Hello, here is another solution that is more complex but eventually builds simpler terms. You can define the function splitnat that builds the disjunction recursively, and then prove that it always produces a provable property. Then the tactic is just asserting (splitnat n k).

Best regards

Pierre

---------------8X---------------

Require Import Arith.

Fixpoint splitnat_ n k {struct k}: Prop :=
match k with
| O => n = O
| S k' => n = k \/ (splitnat_ n k')
end.

Definition splitnat n k := (splitnat_ n k) \/ n>k.

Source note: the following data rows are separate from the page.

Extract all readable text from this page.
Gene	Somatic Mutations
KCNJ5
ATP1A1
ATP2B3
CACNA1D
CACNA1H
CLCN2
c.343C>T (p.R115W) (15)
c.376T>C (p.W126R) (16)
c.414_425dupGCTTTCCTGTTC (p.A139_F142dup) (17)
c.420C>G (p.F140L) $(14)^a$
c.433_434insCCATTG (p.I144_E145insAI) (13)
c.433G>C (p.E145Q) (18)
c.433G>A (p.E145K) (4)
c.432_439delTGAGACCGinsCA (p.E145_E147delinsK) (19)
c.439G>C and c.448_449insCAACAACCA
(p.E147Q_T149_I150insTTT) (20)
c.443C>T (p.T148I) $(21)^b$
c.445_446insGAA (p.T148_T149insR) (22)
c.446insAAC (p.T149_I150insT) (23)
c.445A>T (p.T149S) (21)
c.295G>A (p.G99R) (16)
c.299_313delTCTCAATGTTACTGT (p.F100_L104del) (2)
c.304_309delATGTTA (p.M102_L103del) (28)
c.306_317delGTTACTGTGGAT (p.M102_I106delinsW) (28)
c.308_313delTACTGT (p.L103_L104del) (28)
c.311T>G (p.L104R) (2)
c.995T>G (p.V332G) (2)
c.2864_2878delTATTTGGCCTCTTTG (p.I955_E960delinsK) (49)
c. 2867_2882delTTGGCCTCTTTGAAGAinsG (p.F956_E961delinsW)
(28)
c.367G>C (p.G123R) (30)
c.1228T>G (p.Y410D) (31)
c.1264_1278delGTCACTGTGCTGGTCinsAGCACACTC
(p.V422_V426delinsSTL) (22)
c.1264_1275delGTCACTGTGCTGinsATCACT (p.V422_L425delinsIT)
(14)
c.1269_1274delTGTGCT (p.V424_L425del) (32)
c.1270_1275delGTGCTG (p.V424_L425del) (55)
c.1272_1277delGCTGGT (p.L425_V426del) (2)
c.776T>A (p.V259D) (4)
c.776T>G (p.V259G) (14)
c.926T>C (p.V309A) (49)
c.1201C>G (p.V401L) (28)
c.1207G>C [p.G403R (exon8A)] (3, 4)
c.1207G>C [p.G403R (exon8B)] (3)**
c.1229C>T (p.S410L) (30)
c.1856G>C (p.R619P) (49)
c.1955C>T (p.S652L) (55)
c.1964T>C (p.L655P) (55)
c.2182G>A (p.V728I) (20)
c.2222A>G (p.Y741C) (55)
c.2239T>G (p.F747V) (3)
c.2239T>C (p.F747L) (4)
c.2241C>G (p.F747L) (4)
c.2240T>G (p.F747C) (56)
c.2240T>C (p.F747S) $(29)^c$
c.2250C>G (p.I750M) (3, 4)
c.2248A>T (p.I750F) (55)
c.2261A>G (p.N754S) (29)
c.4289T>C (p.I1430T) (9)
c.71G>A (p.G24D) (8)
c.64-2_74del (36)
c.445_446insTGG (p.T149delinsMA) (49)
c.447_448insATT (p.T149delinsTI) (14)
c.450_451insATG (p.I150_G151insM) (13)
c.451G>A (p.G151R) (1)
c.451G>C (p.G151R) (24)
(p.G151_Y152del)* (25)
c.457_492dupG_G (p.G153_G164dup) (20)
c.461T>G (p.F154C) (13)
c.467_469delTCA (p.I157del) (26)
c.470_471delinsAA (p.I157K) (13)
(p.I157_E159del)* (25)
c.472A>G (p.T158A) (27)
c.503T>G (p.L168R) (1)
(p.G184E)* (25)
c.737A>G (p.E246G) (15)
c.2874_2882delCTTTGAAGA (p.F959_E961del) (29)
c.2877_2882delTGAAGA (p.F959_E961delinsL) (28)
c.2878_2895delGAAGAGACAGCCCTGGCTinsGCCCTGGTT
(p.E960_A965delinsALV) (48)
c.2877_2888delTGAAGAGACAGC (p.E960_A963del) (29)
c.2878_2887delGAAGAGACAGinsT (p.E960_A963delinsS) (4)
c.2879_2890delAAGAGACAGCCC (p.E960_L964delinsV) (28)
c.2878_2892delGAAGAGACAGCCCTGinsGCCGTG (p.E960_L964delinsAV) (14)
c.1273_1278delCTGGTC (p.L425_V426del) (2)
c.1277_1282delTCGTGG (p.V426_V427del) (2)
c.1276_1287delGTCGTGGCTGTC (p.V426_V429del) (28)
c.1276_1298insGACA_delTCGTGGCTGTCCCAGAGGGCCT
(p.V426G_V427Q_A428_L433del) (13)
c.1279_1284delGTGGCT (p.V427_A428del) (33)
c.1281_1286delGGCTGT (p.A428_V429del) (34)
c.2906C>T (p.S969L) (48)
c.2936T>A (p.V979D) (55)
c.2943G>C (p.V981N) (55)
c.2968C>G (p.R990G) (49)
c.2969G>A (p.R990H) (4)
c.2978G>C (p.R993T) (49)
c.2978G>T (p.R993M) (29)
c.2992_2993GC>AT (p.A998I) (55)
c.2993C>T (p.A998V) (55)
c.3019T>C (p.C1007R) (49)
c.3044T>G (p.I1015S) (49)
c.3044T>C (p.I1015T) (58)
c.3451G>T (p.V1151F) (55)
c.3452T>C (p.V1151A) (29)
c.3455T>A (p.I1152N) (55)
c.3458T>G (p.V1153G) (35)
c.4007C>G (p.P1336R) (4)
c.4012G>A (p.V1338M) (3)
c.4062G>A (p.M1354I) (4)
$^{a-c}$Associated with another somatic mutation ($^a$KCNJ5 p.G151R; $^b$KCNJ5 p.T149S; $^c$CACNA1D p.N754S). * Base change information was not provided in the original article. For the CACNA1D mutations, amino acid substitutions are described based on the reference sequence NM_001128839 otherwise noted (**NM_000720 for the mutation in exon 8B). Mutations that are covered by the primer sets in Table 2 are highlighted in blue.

Lemma splitnat_ok : forall k n, splitnat n k.
  intros k.
  induction k;intros;simpl.
  - unfold splitnat.
    simpl.
    destruct (zerop n);auto.
  - unfold splitnat.
    simpl.
    unfold splitnat in IHk.
    destruct (IHk n).
    + left. right. assumption.
    + destruct H.
      * left. left. reflexivity.
      * right. auto with arith.
Qed.

(* testing the built property *)

Variable a:nat.
Eval compute in (splitnat a 4).

(* making use of splitnat *)

Ltac nsplit n k :=
  let h := fresh "hsplit" in
  ((assert (h:splitnat n k) by apply splitnat_ok); unfold splitnat in h; simpl in h).

(*example*)

Lemma trying: forall n m:nat, n = m.
Proof.
  intros n.
  nsplit n 4.
 
 

2013/6/1 Math Prover <mathprover AT gmail.com>

Very nice/clever, thanks!

On Fri, May 31, 2013 at 11:39 PM, Yucheng Zhang <yczhang89 AT gmail.com> wrote:

On Jun 1, 2013, at 12:56 PM, Math Prover <mathprover AT gmail.com> wrote:
>   Now, I want to tactic "magic", s.t. "magic n k" gives me the cases: n=0, n=1, ..., n=k-1, and n>=k.

I've got a "magic" that's close to your need.

Ltac magic n k :=
  match k with
    | O => idtac
    | S ?k' => destruct n; [ | magic n k' ]
  end.

(* An example *)
Parameter P : nat -> Prop.

Goal forall n:nat, P n.
Proof.
  intro.
  magic n 10.
  Abort.